## Bar Chart: Accuracy of each LLM and PRM combination using Best-of-N on AIME2024
### Overview
The chart compares the accuracy of five different LLM (Large Language Model) and PRM (Prompt Refinement Method) combinations across four base models (Qwen2.5-7B-Instruct, Eurus-2-7B-PRIME, Phi-4-14B, and Qwen2.5-7B-AIRL-S) on the AIME2024 benchmark. Accuracy is measured in percentage, with values ranging from 10% to 30%.
### Components/Axes
- **X-axis**: Base models (Qwen2.5-7B-Instruct, Eurus-2-7B-PRIME, Phi-4-14B, Qwen2.5-7B-AIRL-S)
- **Y-axis**: Accuracy (%) from 10% to 30%
- **Legend**: Five PRM combinations with color codes:
- Accuracy@1 (pink)
- Math-Shepherd-Mistral-7B-PRM (light orange)
- EurusPRM-Stage2 (light green)
- Llama3.1-8B-PRM-Deepseek-Data (medium green)

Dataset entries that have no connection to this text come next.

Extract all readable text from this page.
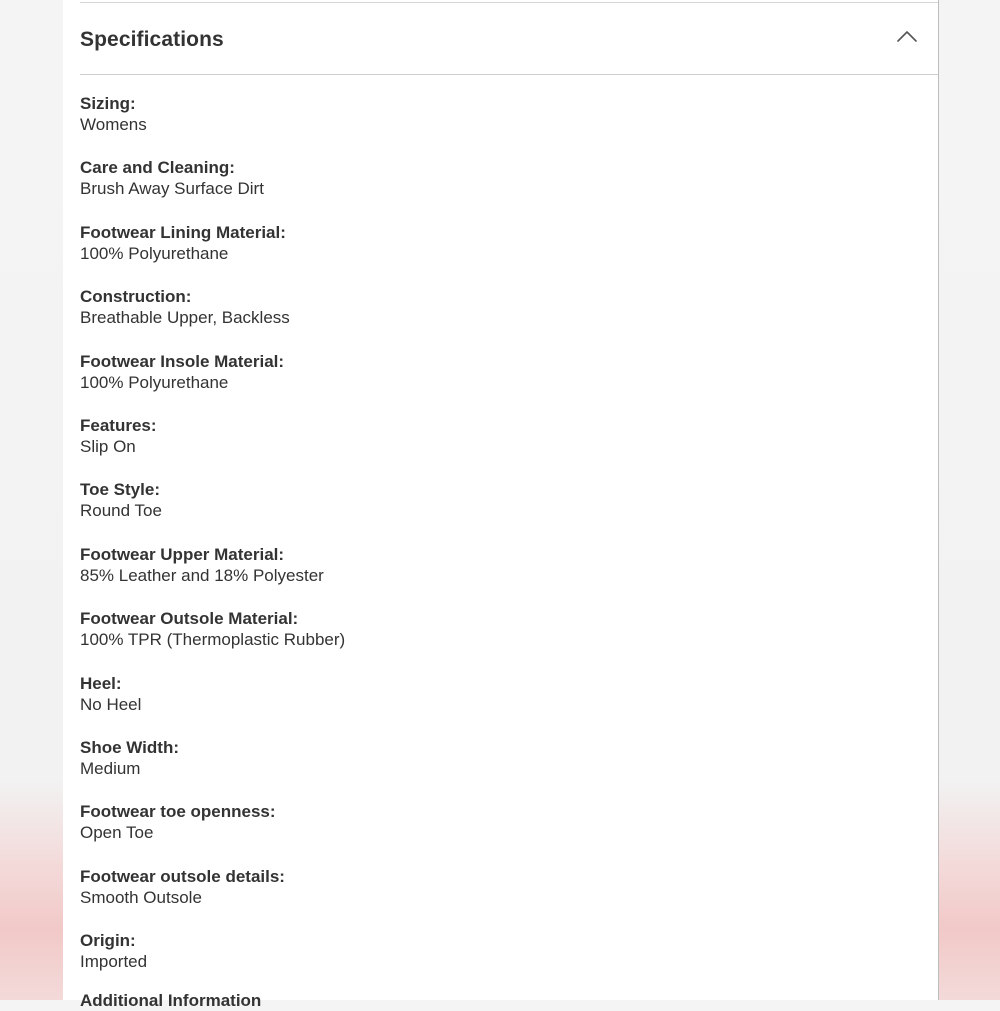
Specifications
Sizing:
Womens
Care and Cleaning:
Brush Away Surface Dirt
Footwear Lining Material:
100% Polyurethane
Construction:
Breathable Upper, Backless
Footwear Insole Material:
100% Polyurethane
Features:
Slip On
Toe Style:
Round Toe
Footwear Upper Material:
85% Leather and 18% Polyester
Footwear Outsole Material:
100% TPR (Thermoplastic Rubber)
Heel:
No Heel
Shoe Width:
Medium
Footwear toe openness:
Open Toe
Footwear outsole details:
Smooth Outsole
Origin:
Imported
Additional Information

- Qwen2.5-AIRL-S-PRM (dark gray)
### Detailed Analysis
1. **Qwen2.5-7B-Instruct**:
- Accuracy@1: 16.7% (pink)
- Math-Shepherd-Mistral-7B-PRM: 20.0% (light orange)
- EurusPRM-Stage2: 23.3% (light green)
- Llama3.1-8B-PRM-Deepseek-Data: 23.3% (medium green)
- Qwen2.5-AIRL-S-PRM: 23.3% (dark gray)
2. **Eurus-2-7B-PRIME**:
- Accuracy@1: 20.0% (pink)
- Math-Shepherd-Mistral-7B-PRM: 23.3% (light orange)
- EurusPRM-Stage2: 23.3% (light green)
- Llama3.1-8B-PRM-Deepseek-Data: 23.3% (medium green)
- Qwen2.5-AIRL-S-PRM: 23.3% (dark gray)
3. **Phi-4-14B**:
- Accuracy@1: 13.3% (pink)
- Math-Shepherd-Mistral-7B-PRM: 16.7% (light orange)
- EurusPRM-Stage2: 20.0% (light green)
- Llama3.1-8B-PRM-Deepseek-Data: 20.0% (medium green)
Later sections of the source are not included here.